Similarly, it’s entirely possible to drown while walking across a river at a spot where the average depth is only 6 inches (figure 16.9). Wide shallow banks can combine with a relatively narrow, deep channel to produce a reassuringly small average that is completely unrelated to the potential hazard of being in water over your head.
Misled by average depth.
A different statistical measure is more helpful in making realistic estimates: the Annual Failure Rate (AFR) expresses the likelihood that a component will fail in the course of a year. A single disk drive often has an AFR of 1–3 percent. If the AFR is 1 percent, then we would expect roughly one failure each year in every group of 100 disk drives.
However we measure, it’s clear that the overwhelming majority of disk drives don’t fail. We mentioned earlier in this chapter that disk drives are usually the least reliable hardware components. So there’s only a tiny chance that you will ever encounter such a failure on a single disk. This is one reason why people have such trouble with backing up their data: most people get away with not having backups most of the time. It is an unusual experience to have a disk crash on a modern computer. Of course, the rarity of such an experience is little comfort to a person who is nevertheless having that experience, and all the associated disruption (figure 16.10).
“This hardly ever happens.”
Although individual disks may seem incredibly reliable by these measures, they seem almost hopelessly flawed when they are used in very-large-scale computing systems. For example, suppose that we build a disk in which the expected failure rate is only one in a hundred years (3.1 billion seconds)—that might seem like a sufficient level of reliability that we could stop worrying about the issue. But then consider a facility that includes a million of those disks.
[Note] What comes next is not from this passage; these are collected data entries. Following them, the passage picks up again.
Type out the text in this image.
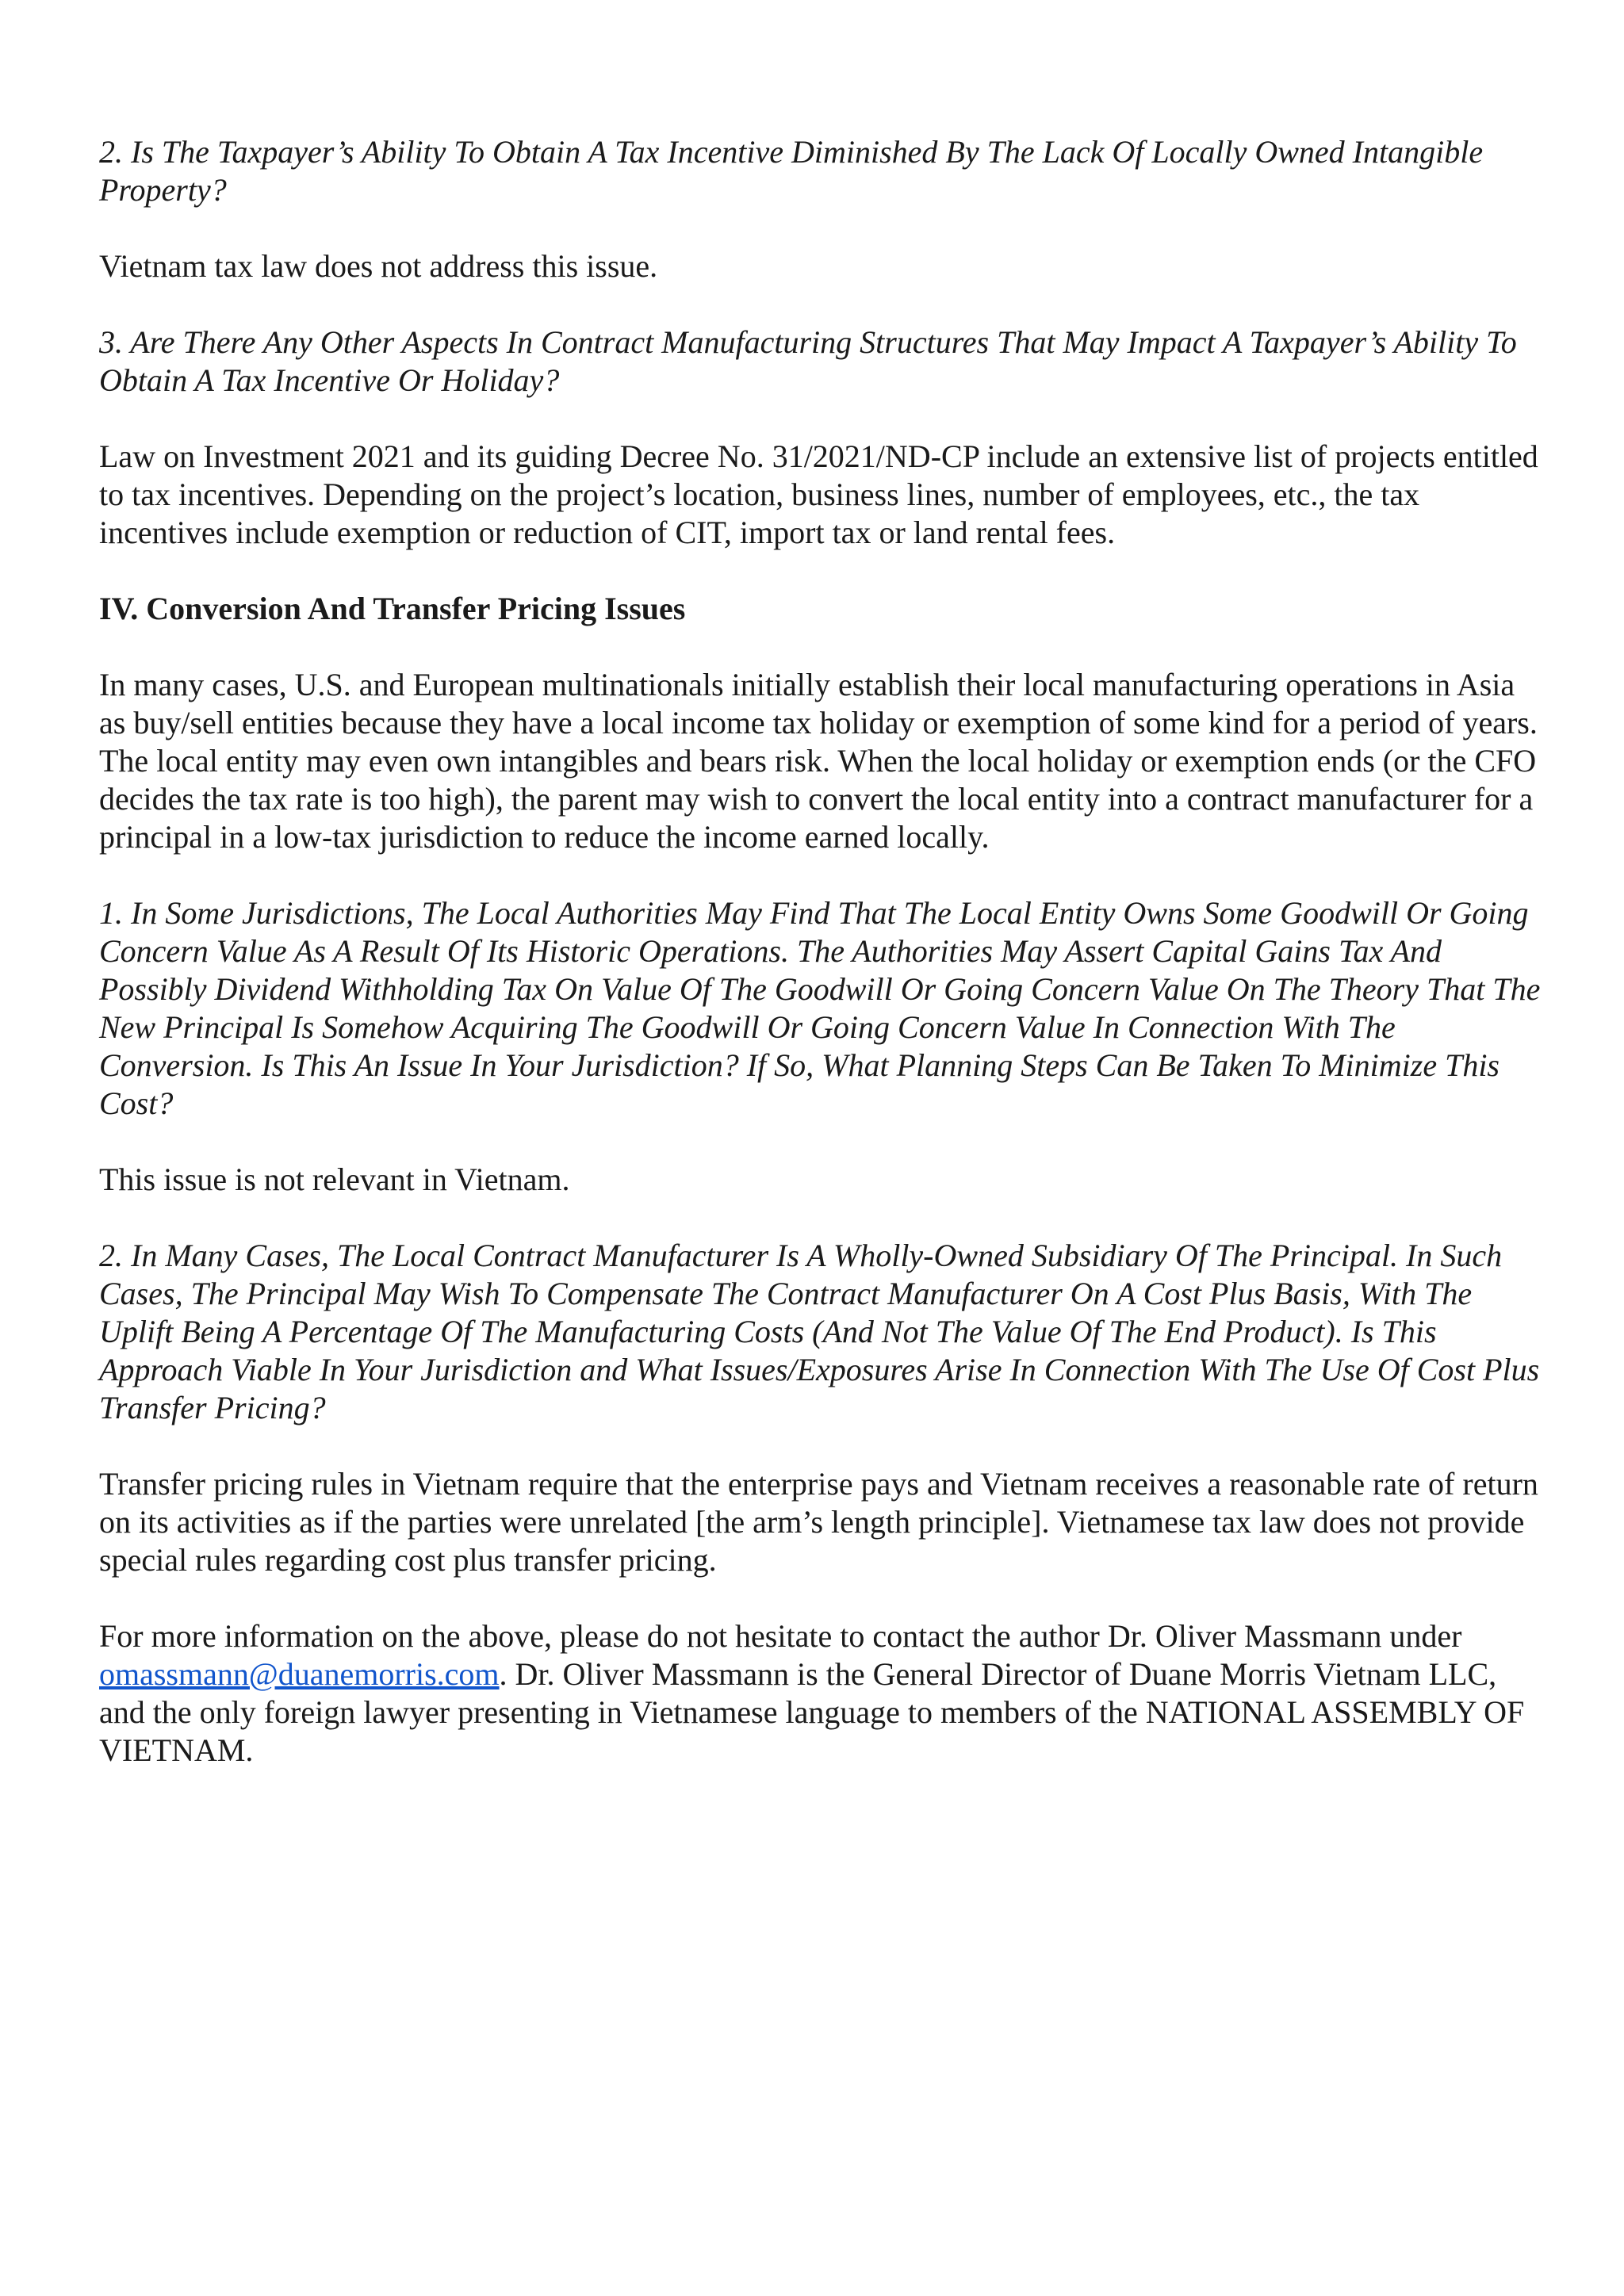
2. Is The Taxpayer’s Ability To Obtain A Tax Incentive Diminished By The Lack Of Locally Owned Intangible Property?

Vietnam tax law does not address this issue.

3. Are There Any Other Aspects In Contract Manufacturing Structures That May Impact A Taxpayer’s Ability To Obtain A Tax Incentive Or Holiday?

Law on Investment 2021 and its guiding Decree No. 31/2021/ND-CP include an extensive list of projects entitled to tax incentives. Depending on the project’s location, business lines, number of employees, etc., the tax incentives include exemption or reduction of CIT, import tax or land rental fees.

IV. Conversion And Transfer Pricing Issues

In many cases, U.S. and European multinationals initially establish their local manufacturing operations in Asia as buy/sell entities because they have a local income tax holiday or exemption of some kind for a period of years. The local entity may even own intangibles and bears risk. When the local holiday or exemption ends (or the CFO decides the tax rate is too high), the parent may wish to convert the local entity into a contract manufacturer for a principal in a low-tax jurisdiction to reduce the income earned locally.

1. In Some Jurisdictions, The Local Authorities May Find That The Local Entity Owns Some Goodwill Or Going Concern Value As A Result Of Its Historic Operations. The Authorities May Assert Capital Gains Tax And Possibly Dividend Withholding Tax On Value Of The Goodwill Or Going Concern Value On The Theory That The New Principal Is Somehow Acquiring The Goodwill Or Going Concern Value In Connection With The Conversion. Is This An Issue In Your Jurisdiction? If So, What Planning Steps Can Be Taken To Minimize This Cost?

This issue is not relevant in Vietnam.

2. In Many Cases, The Local Contract Manufacturer Is A Wholly-Owned Subsidiary Of The Principal. In Such Cases, The Principal May Wish To Compensate The Contract Manufacturer On A Cost Plus Basis, With The Uplift Being A Percentage Of The Manufacturing Costs (And Not The Value Of The End Product). Is This Approach Viable In Your Jurisdiction and What Issues/Exposures Arise In Connection With The Use Of Cost Plus Transfer Pricing?

Transfer pricing rules in Vietnam require that the enterprise pays and Vietnam receives a reasonable rate of return on its activities as if the parties were unrelated [the arm’s length principle]. Vietnamese tax law does not provide special rules regarding cost plus transfer pricing.

For more information on the above, please do not hesitate to contact the author Dr. Oliver Massmann under omassmann@duanemorris.com. Dr. Oliver Massmann is the General Director of Duane Morris Vietnam LLC, and the only foreign lawyer presenting in Vietnamese language to members of the NATIONAL ASSEMBLY OF VIETNAM.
Some failure will happen somewhere in that facility about once each hour. Far from being something that we can simply forget about, now the failures of these systems (and dealing with the consequences) has probably become someone’s full-time job. A million disks and their associated failures are not hypothetical extrapolations, they are a present-day reality: Companies like Google and Amazon run multiple data centers, each of which has an enormous array of computing and storage devices. In each of those data centers there is a full-time crew working on replacing and upgrading those devices. When people talk about computing or storing “in a cloud,” it’s useful to keep in mind that there does need to be something real underpinning the “cloudy” abstractions. Those actual underpinnings include not only acres of machines, but also a team of minders.
Suppose now that we’re letting one of those cloud providers take care of all the hardware reliability and availability problems. They may have to do lots of work to provide unstoppable step-taking machinery for us, but that’s no longer our problem; we need to be concerned only about software issues. We take those up in the next chapter.